ADD REPLY • link 3.5 years ago by Sam ★ 4.8k

0

Entering edit mode

That was a good check, since I had modified the PGS file using pandas I forgot to remove the index when writing to file. It works now. (Should have checked that, the error was self explanatory.) Thanks for the help!

The resulting PRS scores should be stored in PRSice.all_score file, correct?

ADD REPLY • link 3.5 years ago by Jenish ▴ 20

1

Entering edit mode

That's correct

ADD REPLY • link 3.5 years ago by Sam ★ 4.8k

0

Entering edit mode

The PRS scores for all the subjects in the UK biobank is ~0.007. Is that expected? I guess it depends on the PGS catalog file being used, but could there be any other factors that might cause the PRS scores to be similar for all the subjects in the target data?
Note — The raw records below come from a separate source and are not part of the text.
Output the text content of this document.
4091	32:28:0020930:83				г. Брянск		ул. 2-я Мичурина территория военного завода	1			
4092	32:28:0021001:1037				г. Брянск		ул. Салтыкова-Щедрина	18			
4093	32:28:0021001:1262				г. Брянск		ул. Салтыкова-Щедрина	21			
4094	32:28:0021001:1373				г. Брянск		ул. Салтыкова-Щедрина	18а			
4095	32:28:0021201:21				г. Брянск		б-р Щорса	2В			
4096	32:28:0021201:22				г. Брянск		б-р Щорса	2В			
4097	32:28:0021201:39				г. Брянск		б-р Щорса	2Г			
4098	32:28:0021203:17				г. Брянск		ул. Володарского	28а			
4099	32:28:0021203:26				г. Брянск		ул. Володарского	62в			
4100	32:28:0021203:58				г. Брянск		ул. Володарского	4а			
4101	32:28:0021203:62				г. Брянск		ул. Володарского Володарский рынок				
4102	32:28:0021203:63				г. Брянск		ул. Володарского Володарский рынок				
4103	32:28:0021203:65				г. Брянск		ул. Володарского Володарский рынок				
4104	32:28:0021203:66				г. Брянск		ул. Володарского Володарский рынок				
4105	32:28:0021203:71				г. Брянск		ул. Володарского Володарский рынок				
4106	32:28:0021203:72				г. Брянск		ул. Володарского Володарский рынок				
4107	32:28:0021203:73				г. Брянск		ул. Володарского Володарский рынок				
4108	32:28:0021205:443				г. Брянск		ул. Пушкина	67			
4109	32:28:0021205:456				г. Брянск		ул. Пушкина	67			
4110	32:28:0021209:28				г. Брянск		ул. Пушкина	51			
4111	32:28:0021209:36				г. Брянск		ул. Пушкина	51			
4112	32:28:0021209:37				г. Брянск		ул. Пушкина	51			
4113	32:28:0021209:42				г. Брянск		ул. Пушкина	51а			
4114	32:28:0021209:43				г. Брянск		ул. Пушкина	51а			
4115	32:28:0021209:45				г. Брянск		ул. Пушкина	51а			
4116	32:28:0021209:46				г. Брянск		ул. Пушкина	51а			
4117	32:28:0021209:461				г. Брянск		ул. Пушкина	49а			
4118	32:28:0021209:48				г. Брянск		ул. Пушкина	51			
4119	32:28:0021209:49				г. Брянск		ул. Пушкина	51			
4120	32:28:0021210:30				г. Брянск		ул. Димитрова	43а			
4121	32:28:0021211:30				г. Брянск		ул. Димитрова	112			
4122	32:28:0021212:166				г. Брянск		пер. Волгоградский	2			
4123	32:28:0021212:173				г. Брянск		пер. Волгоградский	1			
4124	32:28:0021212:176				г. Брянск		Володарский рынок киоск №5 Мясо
ADD REPLY • link 3.5 years ago by Jenish ▴ 20

1

Entering edit mode

No, likely the overlap between the base and target are low and the resulting PRS are only comprised of a few SNPs (UK Biobank has a small overlap with HapMap3, which might have lead to this problem)

ADD REPLY • link 3.5 years ago by Sam ★ 4.8k

0

Entering edit mode

That makes sense. Thanks.

Just an additional query about PRSice -- using chr# for --target takes chromosomes 1 through 22 only correct? It does not utilize the X, Y, XY and MT files?